Study: Electrical Spinal Stimulation Helps Patients Move Again – CBS Local

Posted by on Apr 9th, 2014 and filed under Medical News. You can follow any responses to this entry through the RSS 2.0. You can leave a response or trackback to this entry

Study: Electrical Spinal Stimulation Helps Patients Move Again – CBS Local

BETHESDA, Md. (CBSDC) –- According to a new study, zapping the spine with electricity during physical training could help paralyzed patients move again.

Researchers used electrical stimulation on the spines of four people who had been paralyzed utilizing and advised to continue using a mobility scooter for more than two years. After the stimulation, all four people were able to have some movements; they were able to flex their toes, ankles, and knees.

Researchers say that if this is proven to be effective in more people then it could change the prognosis for people living with paralysis.

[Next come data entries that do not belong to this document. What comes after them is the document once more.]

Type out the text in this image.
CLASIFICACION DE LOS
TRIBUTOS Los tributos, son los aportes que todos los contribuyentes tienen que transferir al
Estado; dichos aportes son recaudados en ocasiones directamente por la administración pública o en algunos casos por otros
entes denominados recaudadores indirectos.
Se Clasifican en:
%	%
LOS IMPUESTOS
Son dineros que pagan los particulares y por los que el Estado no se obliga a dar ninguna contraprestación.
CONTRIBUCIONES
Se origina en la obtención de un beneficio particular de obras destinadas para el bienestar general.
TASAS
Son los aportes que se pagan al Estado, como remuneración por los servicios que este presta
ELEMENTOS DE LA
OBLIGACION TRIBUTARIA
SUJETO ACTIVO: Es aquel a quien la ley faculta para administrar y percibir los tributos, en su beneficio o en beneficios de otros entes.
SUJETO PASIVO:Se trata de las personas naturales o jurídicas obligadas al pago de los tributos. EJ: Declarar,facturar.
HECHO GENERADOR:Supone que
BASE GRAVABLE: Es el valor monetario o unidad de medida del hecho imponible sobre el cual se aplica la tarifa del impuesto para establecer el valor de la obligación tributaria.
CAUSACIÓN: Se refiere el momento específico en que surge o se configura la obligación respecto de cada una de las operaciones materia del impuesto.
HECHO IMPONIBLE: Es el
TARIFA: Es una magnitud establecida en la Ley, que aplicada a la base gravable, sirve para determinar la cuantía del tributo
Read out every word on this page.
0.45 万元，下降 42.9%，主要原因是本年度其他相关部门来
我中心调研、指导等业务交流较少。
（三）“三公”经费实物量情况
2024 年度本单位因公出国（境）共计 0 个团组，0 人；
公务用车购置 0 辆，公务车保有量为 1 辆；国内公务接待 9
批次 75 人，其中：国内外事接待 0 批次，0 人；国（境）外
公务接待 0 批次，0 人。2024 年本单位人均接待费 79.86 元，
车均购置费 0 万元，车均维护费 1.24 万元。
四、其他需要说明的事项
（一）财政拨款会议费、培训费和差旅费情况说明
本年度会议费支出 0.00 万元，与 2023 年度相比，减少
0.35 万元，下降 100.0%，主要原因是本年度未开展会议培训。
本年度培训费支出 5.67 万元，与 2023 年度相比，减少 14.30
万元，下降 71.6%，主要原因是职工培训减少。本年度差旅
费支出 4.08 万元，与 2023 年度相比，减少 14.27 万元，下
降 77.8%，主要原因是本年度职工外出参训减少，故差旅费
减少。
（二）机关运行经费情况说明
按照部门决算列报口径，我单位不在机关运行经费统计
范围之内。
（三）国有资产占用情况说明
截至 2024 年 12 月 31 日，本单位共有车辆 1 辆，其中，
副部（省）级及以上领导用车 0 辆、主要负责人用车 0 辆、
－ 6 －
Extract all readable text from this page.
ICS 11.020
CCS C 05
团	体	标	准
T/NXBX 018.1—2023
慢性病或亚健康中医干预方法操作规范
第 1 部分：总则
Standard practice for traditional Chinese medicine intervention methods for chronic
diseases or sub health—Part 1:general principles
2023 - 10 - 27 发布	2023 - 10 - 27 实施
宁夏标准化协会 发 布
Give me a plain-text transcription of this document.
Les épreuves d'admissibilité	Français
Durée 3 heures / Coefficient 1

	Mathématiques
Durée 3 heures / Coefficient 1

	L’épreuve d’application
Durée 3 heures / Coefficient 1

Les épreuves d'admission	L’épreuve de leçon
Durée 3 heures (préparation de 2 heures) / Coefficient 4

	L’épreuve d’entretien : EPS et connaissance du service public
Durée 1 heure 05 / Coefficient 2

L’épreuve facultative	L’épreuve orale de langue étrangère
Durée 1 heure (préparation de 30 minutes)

“Spinal cord injury may no longer mean a lifelong sentence of complete paralysis,” Dr. Roderick Pettigrew, a director at the National Institutes of Health in Bethesda, Md., said. “To my personal knowledge, I think this is the first report of four such individuals that have gained such substantial improvement, more two years after injury,” Pettigrew told Live Science.

Researchers implanted a grid of electrodes on the patients’ spinal cord. Then each patient had physical training.

After training, all four were able to move their leg.

Researchers know that further testing is needed before this can become a treatment.

The study was funded by NIH.

The findings were published in the journal Brain.